Like metric 10, but in my opinion, even less indicative of quality care. This seems to come from the payer side of things as some won’t approve joint replacement unless the patient has failed 3 months of physical therapy. Again, nothing against PT. It can be very effective for many patients. But forcing a patient with a painful, arthritic joint to do exercises and delay definitive treatment seems not only unnecessary but, in some cases, cruel. This metric also fails to take into account patients who have had years of worsening pain prior to replacement and performed PT in the past (outside the arbitrary 4-month window). One additional consideration is the idea of “pre-hab” or doing physical therapy prior to joint replacement to make recovery easier. While some studies show potential benefit to pre-hab, others have shown little effect on outcomes or recover times. Unfortunately, I scored my lowest here (37) which dragged my total score down. Am lower quality doctor for not making more use of PT in the months prior to joint replacement?
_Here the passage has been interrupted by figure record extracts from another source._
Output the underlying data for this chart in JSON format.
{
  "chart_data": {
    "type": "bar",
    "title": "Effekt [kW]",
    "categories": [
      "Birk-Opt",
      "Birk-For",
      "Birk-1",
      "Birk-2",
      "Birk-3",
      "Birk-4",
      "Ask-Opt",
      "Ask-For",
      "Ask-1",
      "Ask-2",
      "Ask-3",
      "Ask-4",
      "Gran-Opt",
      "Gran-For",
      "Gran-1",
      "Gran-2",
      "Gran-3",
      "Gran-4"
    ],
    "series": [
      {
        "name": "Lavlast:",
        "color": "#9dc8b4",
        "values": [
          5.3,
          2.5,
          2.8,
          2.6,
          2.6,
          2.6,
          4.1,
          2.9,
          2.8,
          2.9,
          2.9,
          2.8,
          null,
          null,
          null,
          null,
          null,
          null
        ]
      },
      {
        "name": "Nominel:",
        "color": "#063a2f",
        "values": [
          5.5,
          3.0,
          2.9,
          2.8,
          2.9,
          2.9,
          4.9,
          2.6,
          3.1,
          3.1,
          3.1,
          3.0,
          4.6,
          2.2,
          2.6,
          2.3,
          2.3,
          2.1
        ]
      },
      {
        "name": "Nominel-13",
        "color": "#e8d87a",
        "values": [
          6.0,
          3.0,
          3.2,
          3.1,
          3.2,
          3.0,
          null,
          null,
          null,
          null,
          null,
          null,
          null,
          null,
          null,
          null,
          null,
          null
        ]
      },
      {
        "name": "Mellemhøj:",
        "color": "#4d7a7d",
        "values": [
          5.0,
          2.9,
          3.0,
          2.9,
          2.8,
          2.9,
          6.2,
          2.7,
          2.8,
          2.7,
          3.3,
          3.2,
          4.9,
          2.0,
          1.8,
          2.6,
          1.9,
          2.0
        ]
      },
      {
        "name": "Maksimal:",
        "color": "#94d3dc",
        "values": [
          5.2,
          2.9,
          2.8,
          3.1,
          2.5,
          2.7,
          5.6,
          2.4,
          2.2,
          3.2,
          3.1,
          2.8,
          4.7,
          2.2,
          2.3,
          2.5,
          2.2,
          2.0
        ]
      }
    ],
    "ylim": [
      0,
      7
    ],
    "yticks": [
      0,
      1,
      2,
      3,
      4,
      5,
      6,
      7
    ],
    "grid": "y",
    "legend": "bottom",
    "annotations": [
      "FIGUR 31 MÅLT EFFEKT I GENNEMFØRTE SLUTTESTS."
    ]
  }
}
This metric would seem to say so.

So, there you have it, an interesting mix of metrics some of which seem spot on and others of which seem arbitrary and of questionable value to patients. Overall, the metrics seem to skew more towards the side of cost-savings for employers and payers and less toward Actionable Insights^TM for patients. What’s missing? A fair amount in my opinion. Nowhere are patient reported outcomes reflected. The patient might hate their hip or knee replacement, but as long as I send them to PT and they don’t have a complication, revision, or MRI, I’m going to score pretty high. There is a slew of validated outcomes measures in Orthopedics with the HOOS and KOOS scores being commonly used in joint replacement surgery. None of that here. Another curiosity with any of these value-based or quality scoring systems when it comes to joint replacement is how much emphasis is placed on short term outcomes. Full recovery from joint replacement takes at least a year and possibly as long as two years. Rarely do these measures extend past 90 days. Joint replacement surgery provides societal value that should be measured in years (maybe decades), not months. There’s also little hear that gets to the actual cost of care although there is a lot of dancing around it. Finally, the metrics don’t place any emphasis on how informative, engaging, receptive, or responsive the doctor is, nor do they take into account training or expertise (for instance, fellowship training in joint disorders). These factors would seem to be of great importance to patients.

In Part Two, I’ll discuss the second part of the report that goes into a touch more detail regarding how the performance score for each category was calculated. The methodology again leaves a bit to be desired and further speaks to the limitations of this type of doctor rating system. I’ll conclude by offering some thoughts on how we can do a better job using data to inform decisions about high-value, high-quality care. More to come.

Michael van Duren, MD, MBA

Jan 31, 2023

Ben, thank you for this thorough and thoughtful review of the report you received. I am one of the ones in the thick of creating these reports and trying to make them more useful. Your suggestions for how to make the measures more patient-centered and focused on longer term functional outcomes makes a lot of sense. If you know of ways to get that from claims data, I would be very interested.

Looking forward to part two of your musings. We need more clinicians like you who are trying to improve the measurement process, rather than rejecting it outright.